The main change here is that we export our server at the end for another file to require and start it if necessary. Our test file in test/index.js will now look like:

const Code = require('code');
const Lab = require('lab');
const server = require('../lib/index.js');
const lab = exports.lab = Lab.script();
lab.test('It will return Hello World', (done) => {
  server.inject('/', (res) => {
    Code.expect(res.statusCode).to.equal(200);
    Code.expect(res.result).to.equal('Hello World
');
    done();
  });
});

Finally, for us to test our code coverage, we update our npm test script to include the coverage flag, --coverage or -c. If you run this, you'll find we actually already have 100% of the code covered with this one test. An interesting exercise here would be to find out the versions of hapi that this code functions correctly with. At the time of writing, this code was written for hapi version 11.x.x on Node.js version 4.0.0. Will it work if run against hapi version 9 or 10? You can test this now by installing an older version with:

$ npm install hapi@10

This will give you an idea of how easy it can be to check whether your codebase works against different versions of libraries. If you have some time, it would be interesting to see how this example runs on the different versions of Node. (Hint: it breaks on any version earlier than 4.0.0!)

In this example, we got 100% code coverage with one test. Unfortunately, we are rarely this lucky.

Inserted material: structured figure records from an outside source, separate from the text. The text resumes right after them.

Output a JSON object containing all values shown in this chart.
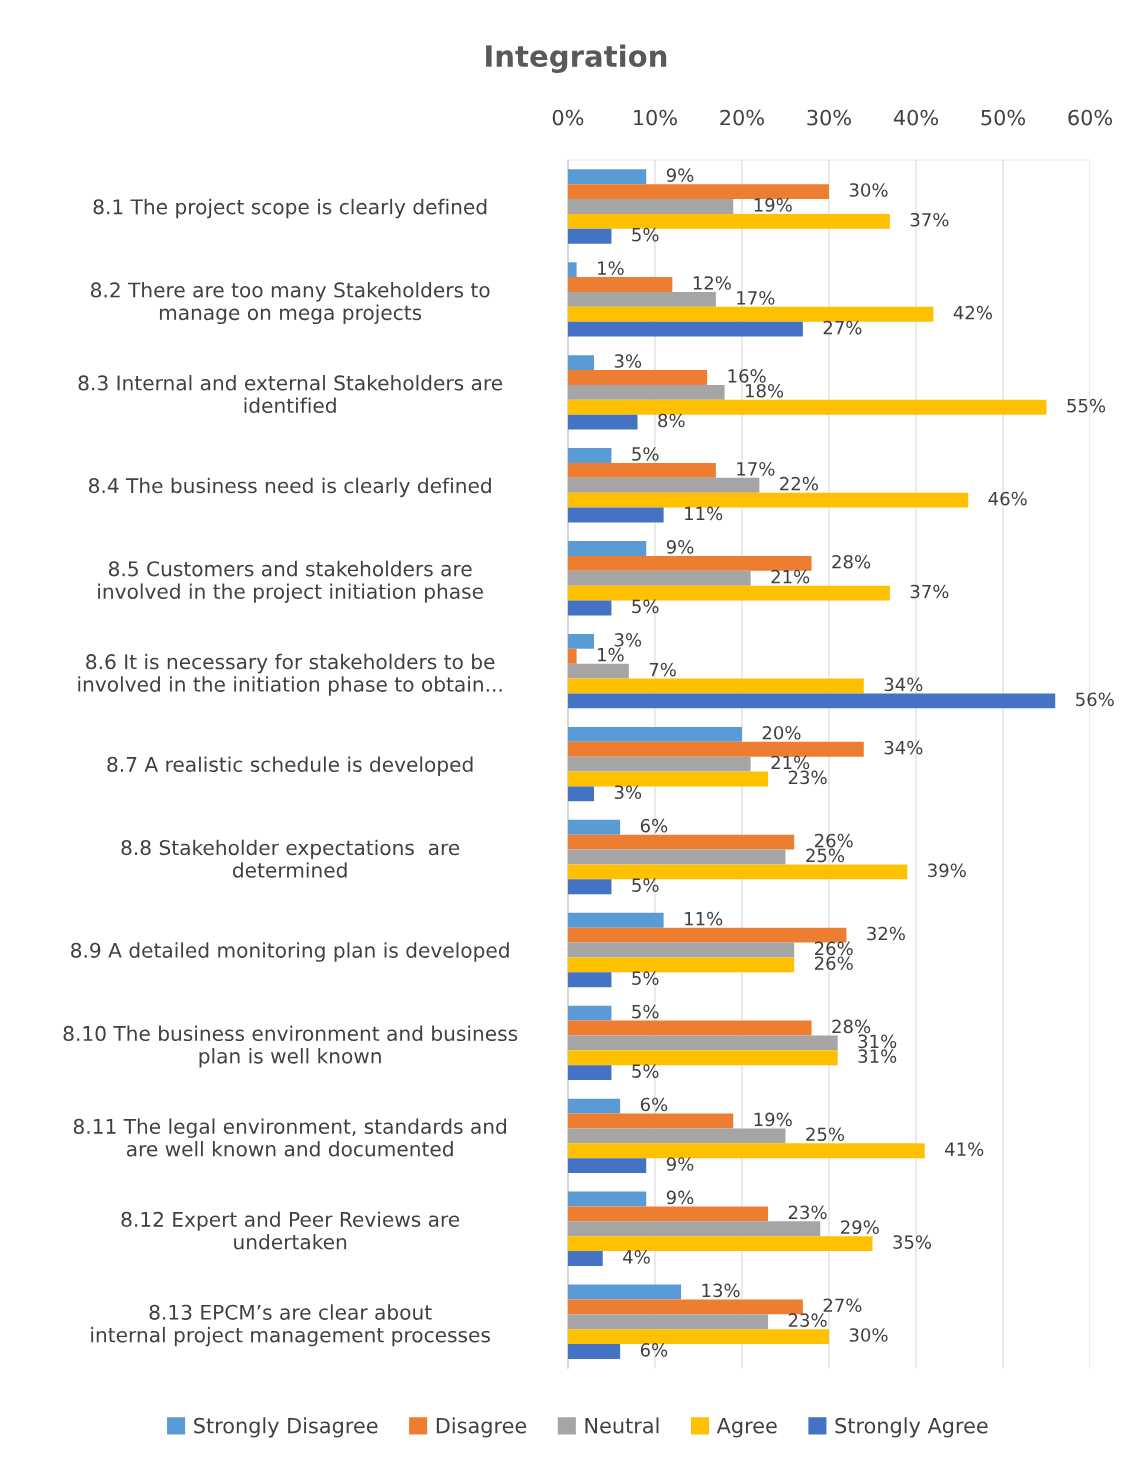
{
  "chart_data": {
    "type": "bar",
    "orientation": "horizontal",
    "title": "Integration",
    "categories": [
      "8.1 The project scope is clearly defined",
      "8.2 There are too many Stakeholders to\nmanage on mega projects",
      "8.3 Internal and external Stakeholders are\nidentified",
      "8.4 The business need is clearly defined",
      "8.5 Customers and stakeholders are\ninvolved in the project initiation phase",
      "8.6 It is necessary for stakeholders to be\ninvolved in the initiation phase to obtain...",
      "8.7 A realistic schedule is developed",
      "8.8 Stakeholder expectations  are\ndetermined",
      "8.9 A detailed monitoring plan is developed",
      "8.10 The business environment and business\nplan is well known",
      "8.11 The legal environment, standards and\nare well known and documented",
      "8.12 Expert and Peer Reviews are\nundertaken",
      "8.13 EPCM’s are clear about\ninternal project management processes"
    ],
    "series": [
      {
        "name": "Strongly Disagree",
        "color": "#5b9bd5",
        "values": [
          9,
          1,
          3,
          5,
          9,
          3,
          20,
          6,
          11,
          5,
          6,
          9,
          13
        ],
        "value_labels": [
          "9%",
          "1%",
          "3%",
          "5%",
          "9%",
          "3%",
          "20%",
          "6%",
          "11%",
          "5%",
          "6%",
          "9%",
          "13%"
        ]
      },
      {
        "name": "Disagree",
        "color": "#ed7d31",
        "values": [
          30,
          12,
          16,
          17,
          28,
          1,
          34,
          26,
          32,
          28,
          19,
          23,
          27
        ],
        "value_labels": [
          "30%",
          "12%",
          "16%",
          "17%",
          "28%",
          "1%",
          "34%",
          "26%",
          "32%",
          "28%",
          "19%",
          "23%",
          "27%"
        ]
      },
      {
        "name": "Neutral",
        "color": "#a5a5a5",
        "values": [
          19,
          17,
          18,
          22,
          21,
          7,
          21,
          25,
          26,
          31,
          25,
          29,
          23
        ],
        "value_labels": [
          "19%",
          "17%",
          "18%",
          "22%",
          "21%",
          "7%",
          "21%",
          "25%",
          "26%",
          "31%",
          "25%",
          "29%",
          "23%"
        ]
      },
      {
        "name": "Agree",
        "color": "#ffc000",
        "values": [
          37,
          42,
          55,
          46,
          37,
          34,
          23,
          39,
          26,
          31,
          41,
          35,
          30
        ],
        "value_labels": [
          "37%",
          "42%",
          "55%",
          "46%",
          "37%",
          "34%",
          "23%",
          "39%",
          "26%",
          "31%",
          "41%",
          "35%",
          "30%"
        ]
      },
      {
        "name": "Strongly Agree",
        "color": "#4472c4",
        "values": [
          5,
          27,
          8,
          11,
          5,
          56,
          3,
          5,
          5,
          5,
          9,
          4,
          6
        ],
        "value_labels": [
          "5%",
          "27%",
          "8%",
          "11%",
          "5%",
          "56%",
          "3%",
          "5%",
          "5%",
          "5%",
          "9%",
          "4%",
          "6%"
        ]
      }
    ],
    "xlim": [
      0,
      60
    ],
    "xticks": [
      {
        "value": 0,
        "label": "0%"
      },
      {
        "value": 10,
        "label": "10%"
      },
      {
        "value": 20,
        "label": "20%"
      },
      {
        "value": 30,
        "label": "30%"
      },
      {
        "value": 40,
        "label": "40%"
      },
      {
        "value": 50,
        "label": "50%"
      },
      {
        "value": 60,
        "label": "60%"
      }
    ],
    "grid": "x",
    "legend": "bottom"
  }
}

With an increase in the complexity of our codebase, there is an increase in the complexity of our tests, which is where knowledge writing testable code comes in. This is something that comes with practice by writing tests while writing application or module code.

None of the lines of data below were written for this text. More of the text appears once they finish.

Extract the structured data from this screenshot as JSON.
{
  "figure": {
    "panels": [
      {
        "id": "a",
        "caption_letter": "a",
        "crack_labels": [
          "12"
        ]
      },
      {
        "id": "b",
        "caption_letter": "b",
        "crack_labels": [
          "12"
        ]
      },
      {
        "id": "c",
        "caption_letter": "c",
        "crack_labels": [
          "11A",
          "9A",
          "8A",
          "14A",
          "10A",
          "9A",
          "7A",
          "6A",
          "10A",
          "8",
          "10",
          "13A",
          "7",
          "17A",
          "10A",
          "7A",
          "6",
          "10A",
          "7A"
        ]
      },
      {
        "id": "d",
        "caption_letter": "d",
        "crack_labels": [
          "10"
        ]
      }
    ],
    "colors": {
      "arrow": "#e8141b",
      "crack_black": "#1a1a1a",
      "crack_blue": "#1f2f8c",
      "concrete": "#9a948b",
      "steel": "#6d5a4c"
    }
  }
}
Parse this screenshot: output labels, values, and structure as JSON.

Also built into lab is linting support. Linting is the process of using static analysis to check if a code style is adhered to. The rules of the code style can be defined by an .eslintrc or .jshintrc file. By default, lab will enforce the hapi style guide rules mentioned in the first chapter of this book.

The idea of linting is that all code will have the same structure, making it much easier to spot bugs and to keep the code tidy. As JavaScript is a very flexible language, linters are used regularly to forbid bad practices such as global or unused variables.

To enable the lab linter, simply add the linter flag to the test command, which is --lint or -L. I generally stick with the default hapi style guide rules, as they are chosen to promote easy-to-read code that is easily testable and forbids many bad practices. However, it's easy to customize the linting rules used; for this, I also recommend referring to the lab documentation.